Fusion is the hallmark of composer, pianist Matt Herskowitz's new CD, Jerusalem Trilogy, fusion of the structured discipline of classical music and the improvisational freedom jazz, fusion of Middle Eastern and European melodies and instrumentation, fusion of sweet harmonies and clashing discordances. Jerusalem Trilogy is an album that takes these disparate elements and melds them into a coherent blend that is both unique and compelling. It is a blend that illustrates that there are no elements so disparate and conflicting that they cannot be effectively melded together.

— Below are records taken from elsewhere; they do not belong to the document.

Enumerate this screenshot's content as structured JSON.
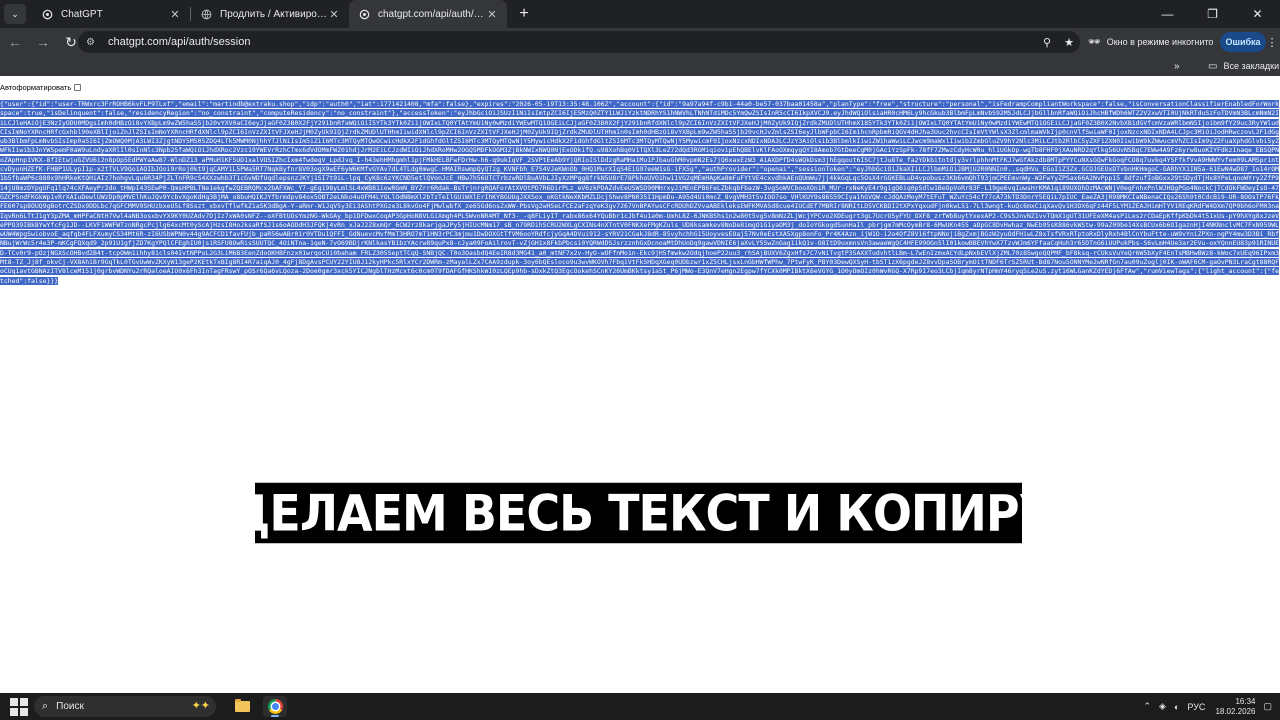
{
  "tabs": [
    {
      "title": "ChatGPT",
      "icon": "chatgpt-icon",
      "active": false
    },
    {
      "title": "Продлить / Активировать - GPT",
      "icon": "globe-icon",
      "active": false
    },
    {
      "title": "chatgpt.com/api/auth/session",
      "icon": "chatgpt-icon",
      "active": true
    }
  ],
  "toolbar": {
    "url": "chatgpt.com/api/auth/session",
    "incognito_label": "Окно в режиме инкогнито",
    "error_button": "Ошибка"
  },
  "bookmarks": {
    "all_label": "Все закладки"
  },
  "page": {
    "autoformat_label": "Автоформатировать",
    "autoformat_checked": false,
    "json_text": "{\"user\":{\"id\":\"user-TRWxrc3FrROHB6kvFLP9TLxf\",\"email\":\"martindb@extraku.shop\",\"idp\":\"auth0\",\"iat\":1771421408,\"mfa\":false},\"expires\":\"2026-05-19T13:35:48.106Z\",\"account\":{\"id\":\"9a97a94f-c9b1-44a0-be57-037baa01458a\",\"planType\":\"free\",\"structure\":\"personal\",\"isFedrampCompliantWorkspace\":false,\"isConversationClassifierEnabledForWorkspace\":true,\"isDelinquent\":false,\"residencyRegion\":\"no_constraint\",\"computeResidency\":\"no_constraint\"},\"accessToken\":\"eyJhbGciOiJSUzI1NiIsImtpZCI6IjE5MzQ0ZTY1LWJiYzktNDRhYS1hNWVhLTNhNTdiMDc5YmQwZSIsInR5cCI6IkpXVCJ9.eyJhdWQiOlsiaHR0cHM6Ly9hcGkub3BlbmFpLmNvbS92MSJdLCJjbGllbnRfaWQiOiJhcHBfWDh6WTZ2V2xwVTI0UjNkRTduSzFoTDVmN3BLcmNmN2IiLCJleHAiOjE3NzIyODU0MDgsImh0dHBzOi8vYXBpLm9wZW5haS5jb20vYXV0aCI6eyJjaGF0Z3B0X2FjY291bnRfaWQiOiI5YTk3YTk0Zi1jOWIxLTQ0YTAtYmU1Ny0wMzdiYWEwMTQ1OGEiLCJjaGF0Z3B0X2FjY291bnRfdXNlcl9pZCI6InVzZXItVFJXeHJjM0ZyUk9IQjZrdkZMUDlUTHhmX185YTk3YTk0Zi1jOWIxLTQ0YTAtYmU1Ny0wMzdiYWEwMTQ1OGEiLCJjaGF0Z3B0X2NvbXB1dGVfcmVzaWRlbmN5Ijoibm9fY29uc3RyYWludCIsImNoYXRncHRfcGxhbl90eXBlIjoiZnJlZSIsImNoYXRncHRfdXNlcl9pZCI6InVzZXItVFJXeHJjM0ZyUk9IQjZrdkZMUDlUTHhmIiwidXNlcl9pZCI6InVzZXItVFJXeHJjM0ZyUk9IQjZrdkZMUDlUTHhmIn0sImh0dHBzOi8vYXBpLm9wZW5haS5jb20vcHJvZmlsZSI6eyJlbWFpbCI6Im1hcnRpbmRiQGV4dHJha3Uuc2hvcCIsImVtYWlsX3ZlcmlmaWVkIjp0cnVlfSwiaWF0IjoxNzcxNDIxNDA4LCJpc3MiOiJodHRwczovL2F1dGgub3BlbmFpLmNvbSIsImp0aSI6IjZmOWQ0MjA3LWI3ZjgtNDY5MS05ZDQ4LTk5MWM0NjhhYTJlNiIsIm5iZiI6MTc3MTQyMTQwOCwicHdkX2F1dGhfdGltZSI6MTc3MTQyMTQwNjY5MywicHdkX2F1dGhfdGltZSI6MTc3MTQyMTQwNjY5MywicmF0IjoxNzcxNDIxNDA3LCJzY3AiOlsib3BlbmlkIiwiZW1haWwiLCJwcm9maWxlIiwib2ZmbGluZV9hY2Nlc3MiLCJtb2RlbC5yZXF1ZXN0IiwibW9kZWwucmVhZCIsIm9yZ2FuaXphdGlvbi5yZWFkIiwib3JnYW5pemF0aW9uLndyaXRlIl0sInNlc3Npb25faWQiOiJhdXRoc2Vzc19YWEVrRzhCTmx6dVdOMmFWZ01hdjJrM2EiLCJzdWIiOiJhdXRoMHw2OGQ5MDFkOGM3ZjBkNWIxNWQ0NjExODkifQ.u98XohBq0V1TQXl3LeZ72dQd3RGMiqiovipEhQBElvKlFAoOXmqygQYI8Amob7GtDeeCgM0jGAciYzSpFk-78fF7ZMwzCdyHcW0u_hl1UGkOp-wgTb8FHF0jXAuNRD2qYlkg56UvNSBqC7EWw4A9Fz6yrw8uoKIYFdkzInaqe_EBSQPNoZApHnp1VKX-8fIEtwjuGZVU6i2n8pOp5EdPWYaAw87-WlnDZ13_aPMuH1KF5UD1xalVOSIZhcIxm4fwdegV_LpdJvq_I-h43ehHMhgmhl1pjFMkHELBFwFDrHw-h6-q9ukIqVF_2SVPtEeAb9YjQRIoISlDdzgRaMHa1Mu1PJbauGhM0vpmN2Es7jQ6xaxEzW3_A1AXDPfD4sWQkDsm3jhEgqout6ISC7jtJu8Te_fa2YDkbitntdjy3vrlphhnMtFKJ7wGfAkzdb8MTpPYYCuNXsGQwFkGoqFCO8q7uvkq4YSFfkfVvA9HWWYvfem09LAMSprintcvDyunHZEfK-FHBP1ULypI1p-x2tTVLV9Qo1AOIbJOoi9rRoj0kt9jqCAMY1L5PWa5RT7NqkByfnr8V03ogX9wEF6yW6KMfvGYAv7dL4TLdg0mwgC-HMAIRswmpQyQTzg_KVNFbh_E7S4VJeKWnOb_0HQ1MurXIqS4EiG97eeW1sG-iFX5g\",\"authProvider\":\"openai\",\"sessionToken\":\"eyJhbGciOiJkaXIiLCJlbmMiOiJBMjU2R0NNIn0..sqdHVu_EGoIiZ3Zx.GCOJGEUxDTvbnHKHmgoC-GARhYX1IN5a-61EwN4wD87_Io14rOM1b5fbaWP6c880x9hHRkeKtQHiAIz7hohgvLqu6R34PjZLTnFR9cS4XXzwhb3T1cGvWDfUqdlepsnzJKYj1SI7t9iL-lpq_CyK8c6zYKCND5etlQVonJcE_HBw7h56UTCTrbzwRDlBuAVbLJIyXzMPgg8frkN5U8rE78PkhoUVO1hw11VG2qMEmHApKa8mFuFYtVE4cxvdhkAEnQUmWu7jj4kkGqLqc5OsX4rGGKEBLuD4vpobusz3Kb6vmQhT93jmCPEEmvnWy-W2FwYyZPSax66A2NvPpp15_8dfzufIoBGxx29tSDydTjHx8YPeLqnoWYry2ZfP9i4jU8mzDYpgUFq1lq74cXFAeyPr2do_tHWpI43SEwP0-QmsHPBLTNe1ekgfwZQEBRQMcx2bAFXWc_Y7-gEg198yLmlSL4xWB81iowRGmN_BYZrr6Rdak-BsTrjnrgRQAForAtXVOtPD7R6DirPLz_eV6zkPDAZdvEeUSWSD90MHrxyJiMEnEPB6FeLZbkqbFbazW-3vgSoWVCbooXOn1R_MUr-rxNeKyE4r9gigQ6iq0pSdlw1BeOpVoRr83F-L19ge6vqIuwsHrKMA1qi89UXOhOzMAcWNjV0egFnhxPnlWJHQgPGo4NockCjTCdOkFWDeyIsO-47GZCPSndFKGkWp1vRrXAIuDewlUWzDp0pMVElhKuJQv9YcbvXgoKdHg3BjMA_o8buHQIKJYfbrmdpv84ox5OBT2eLNko4uOFM4LYOLlOdN8mXl2bTzTeIlGUiWXlErIhKYBGUUgJXXSox_oKGtkNeXKbMZLDcjShwv8PN035I1HpmDu-A95d4Ui0mcZ_8vgVMH3t5vIOO7so_VHlKUY9s86S59CIya1hGVQW-cJdQAzMoyM7tEFuT_WZuYc54cf77cA73kTD3DnrY5EQiL7pIUC_EaeZA3jR98MKCIaNBenaCIQs26Sh9t0CdcBi9-UR-8OOsTP76FkFE607sp8OUQ9gBotrCZSDx9DDLbc7qGFCMMV9SHUzbxeU5Lf8Sszt_xbxvTflwfkZ1aSK3dBgA-Y-aRmr-W1JqV5y3Ei3AShtPXGze3L8kvOo4FjMwlwbfX_ze65Gd6nsZxWW-PbsVg2wHSeLFCE2aFzqYeK3gv7267VnBPAYwsCFcRDUhDZVvaABEkleksEWFKMVASd8cue4IUCdEf7MBRIr8NRItLD5VCKBDI2tXPxYqxudFjn0kwL51-7Ll3wngt-kuQc6mxCiqXavQv1H3DX6qFz44F5LYM1ZEAJHimHTYV1REqKRdFW4DXm7QP0bh6oFM03naIqvRn6LTtJ1gY3pZMA_mHPFaCNtH7Vwl4aNB3osxbvYX9KY0UZAdv7DjIz7xWA0sNFZ--oXFBtUOsYmzNG-WkGAy_bp1DFDwxCoqAP3GpHoN8VLGiXmgh4PL5WvnNR4MT_Nf3-_-q8FLiyIT_rabx86x64YQuBbr1cJbf4u1a0m-UmhL8Z-6JNKBShs1n2w80t5vg5v8mNzZLjWcjYPCvo2XDEugrt3gL7UcrO5yFYU_OXF8_zrfWb8uytYxexAP2-C9sSJnvNZ1vvTQmX1gUT31UFEeXM4asP1Les2rCDaEpKffpKbDk4t51xUs-pY9hXYg8xJzeVePPO39IBk8YwYfcFg1JD--LKVF1WWFWTznNRgcPcjlg64xcMt0yScAjHzsI8HoJksaRfSJ1s6oAODdH3JFQKj4vRn_xJaJ2Z8xmQr_6CW2rz8karjgaJPy5jHIUcMNm17_sB_n79RDihSCRU2WXLgCXINs4nXTntV0FNKXeFMgKZuls_UD8ksamkev8NoDe8imgO1G1yaOM3j_doIoYGkogdSunHaIl_pbrjgm7mMcOymBr8-6MwUKn455_aDpGC8DvHwhaz_NwEb95sK886vkWStw-99aZ09be14XsBCUx6b6OIgaznHjI4NKNnclvMC7FxN959WLwUW4WpgSwiobvoE_aqfqb4FLFXumyCS34Mt6R-zI6USbWPN0v44g9ACFCD1favFUjb_paR56wABr01r0VTDu1QFFI_GdNuevcMvfMmT3HRO7mT1HN3rPC3mjmu1DwDOXGtTfVM6ooYRdfcjyGqA4DVui912-sYRV21CGakJ8dR-85vyhchhG15UoyvesEOaj57Nv0eEstXA5Xgp8onFo_Pr4K4Azn_ijW1D-i2o4OfZ8V16ftpNNojiBgZxmjBGzW2yuOdFHiwLZ8xTsfVRxRTptoRxDlyRxh4BlCnYbuFtte-uW9vYniZPXn-ngPY4mw3D3Bi_RbfNBujWrWc5r4e3P-mKCgFQXqd9_2p91U1gfjZD7KgYPQlCFEghIU0jsiRSFU8OwRisSUUTQC_4OiNTna-1qeN-7vO69BDjrKNlkasYB1bzYAcrw89quPx8-cJya09FoAilrovT-vZjGH1x8FkbPbcsi0YQRWdDSJsrzznhGxDcnoaMtDhUoDq9gawVDNIE6jaXvLY5SwZnGag1ikQ1v-O8ItD9uxmnsVn3awaeWgQC4HFE99OGn5lI01kowBBEVhYwX7TzvWJm6YFfaaCqHuh3r65DTnG6iUUPukPbs-S6vLmH4Ue3ar2EVu-oxYQnnEU83p91RINUED-TCv0r9-pOzjNGXScOHBvd2B4t-tcpOWm1ihhy81cls04IvtNPPoL2G3LiM6B3EenZdoOKH8Fnzx01wrqoCUi0baham FRLZ305SeptTCqQ-SNBjQC-T0o3OasbdQ4EeIR8d3MG41_a0_mtNF7x2v-HyO-wOFfnMo1n-Ekc9jH5fmwkw2OdqjhoeP22uu3_rhSAjBUXV6ZgxHfs7C7vNiTvgtP35AXXTudvhtlLBm-L7wEnIzmxACYdLpNxbEVlXjZML70z85wgoQQPMF_bF8ksq-rCUksVuYeQr6W5bXyF4EnTsMBHwBWz8-kWoc7xUEq96IPxm3Mt8-TZ_Jj8f_okvCj-VX8AhiBr9GqTkL0TGvUwWvZKXyW13geP2KEtkTxBIg8RI4R7aiqAJ0_4gFj8DgAvsPCUY22YIU8J12kyHPkc5RlxYCr2DWRm-zMayalLZx7CAA9zdupk-3oy6bQEsloco9u3wvWKOVh7FbqiVtFkSHDqXGeq0UDbzwr1xZ5CHLjsxLnGbHWfWPhw_7PtwFyK_PBY03DewQXSyH-tbST1zX6pgdeJZ8vvDpaSOBrymOitTNDF6TrSZ5RUt-Bd87Nou5ONNYMe2wNRfGn7au09uZoglj0IK-oWAF6CM-gaOvPN3LraCgt88RQFoCUq1avtGBNAzITV8lceM151j0grbvWDNYu2rRQaloeAIO0x6Fh3InTagFRswY_pOSr6Qa6vLQoza-2Doe0gmr3xck5YICJNgblTHzMcxt6c0cm0T9fDAFGfHKShkWI0zLQEp9hb-sDxkZtQ3EgcOokehSCnKY26UmBKktsy1a5t_P6jMWo-E3QnV7eHgn2Egpw7fYCXk0MPIBktX6eVGYG_1O0yOmOIz0hWvRGQ-X7Rp9I7eo3LCbjIqm8yrNTpHmY46ryq5Le2uS.zyt16WLGanKZdYEDj6FfAw\",\"rumViewTags\":{\"light_account\":{\"fetched\":false}}}"
  },
  "caption": "ВЫДЕЛАЕМ ВЕСЬ ТЕКСТ И КОПИРУЕМ",
  "taskbar": {
    "search_label": "Поиск",
    "language": "РУС",
    "time": "16:34",
    "date": "18.02.2026"
  },
  "colors": {
    "selection": "#3f67c6",
    "chrome_dark": "#202124",
    "chrome_tab": "#35363a"
  }
}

The album opens and closes with contemporary riffs on classical composers. The first track, "Polonaise Libanaise" is what the Herskowitz calls a "clin-d'oeil" to Chopin's Polonaise in F# minor, opus 44. It features the record's producer, Daniel Schnyder on soprano saxophone and flute along with Herskowitz's trio and combines an Arabic vibe with the Polonaise rhythms. "Prokofiev's Revenge" closes the disc. Based on the Russian composer's Etude opus 2, no. 3, the piece is a vehicle for the trio with what Herskowitz calls an "incredible kinetic groove" and a Middle Eastern feel that makes it an ideal fit for the album.
The composition that gives the album its title consists of three movements and runs for about twenty minutes. It was written as a commission for the Lyric Chamber Music Society of New York for a concert of music by Jewish composers. The trio is joined on the piece by violinist, Lara St. John and cellist, Mike Block. The first and longest movement is marked "Allegro con brio." It begins in a modernist discordant mode but soon transforms into more melodic strains played on the violin against pulsating piano rhythms. Order seems to emerge from chaos. The second movement, "Andante moderato," features some nice interplay between the cello and the violin as well as melodic work on the piano. At times the music has the feel of a plaintive cantorial chant. The third movement is the shortest and is designated Moderato mysterioso – Presto. Its peripatetic rhythms evoke something of the inscrutability of the Middle East. Although perhaps wishful thinking, it is tempting to look at the composition's blending of Arabic and Jewish elements programmatically as a comment on what is needed politically in that tormented part of the world. Nonetheless, it is a remarkably eloquent piece of music.